In Q1, the Group recorded a decrease in net banking income of 2.2% YoY and a decrease in net profit of 20%.
In the first 3 months of 2020, BRD Group recorded a strong increase in net interest income by +6.6% YoY to RON 547.3m. Such an increase came on the back of expanding loan volume and favorable structure shifts. Meanwhile, the bank recorded RON 177.1m in net fee and commissions, which represents a decrease of 4% YoY. The decrease could be attributed mainly to the price alignment of EUR denominated payments to domestic ones, following the recently enforced SEPA regulation, and by ceasing of the Western Union activity starting August 2019. Other banking income was impacted by the volatile March context driven by pandemic, which brought a decrease of trading and revaluation results.
As a result, BRD Group’s net banking income reached RON 766.7m in Q1 2020, lower by -2.2% YoY
Operating expenses amounted to RON 425m, which is a decrease of 3.8% YoY. The decrease came from reduced regulatory costs (Deposit Guarantee and Resolution Fund cumulated contribution, RON 43m, recognized in full in Q1 2020, compared to RON 72m in 2019) and good control of sundry expenses. Staff costs increased by +4.4% YoY. As a result, CIR stood at 55.5% (-0.9 p.p. YoY).
The loan book quality o remained solid throughout the period as represented by the further decrease in NPL ratio to 3.3% (-0.7 p.p.

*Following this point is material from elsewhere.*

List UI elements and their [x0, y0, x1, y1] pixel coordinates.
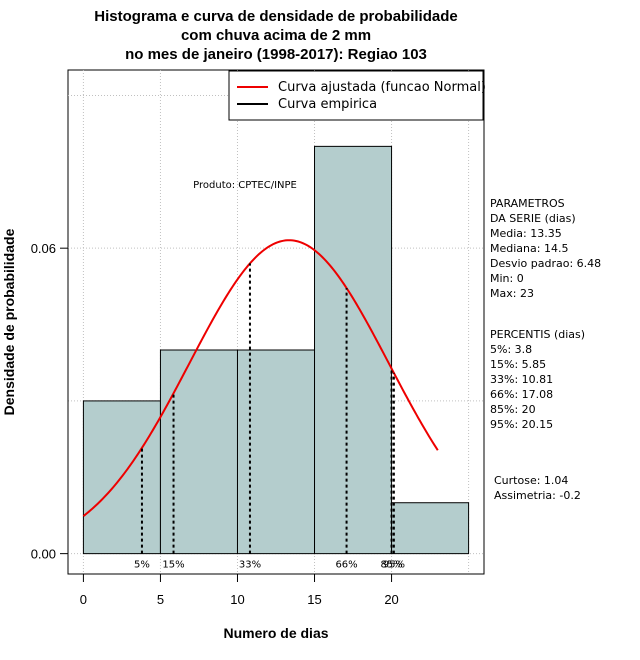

YoY). The bank states that they built a high coverage with provisions of NPLs, standing at 73.3% at March 2020 end. Cost of risk stood at RON -60m (compared to RON 26m release in Q1 2019) as a result of the recognition of a provision overlay related to COVID-19 economic context.
In Q1, net profit amounted to RON 241m, representing a decrease of 19.9%. The result was mostly influenced by the above mentioned by cost of risk charge after the recognition of a specific COVID-19 crisis provision overlay.
Turning our attention to the balance sheet, total assets amounted to RON 58.93bn, an increase of 2% YoY. BRD operates with a strong balance sheet, with a capital adequacy ratio of 22.6% after decision to entirely retain the 2019 net profit.
The bank’s net loans, including leasing receivables, increased by +2.4% YoY.
Deposits from customers, founded on a solid retail base, saw strong growth (+4.2% YoY) which was driven by larger inflows in individuals’ savings, with current accounts up by +30% YoY. As a result, L/D ratio stood at 66.7% (-2.3 p.p. YoY).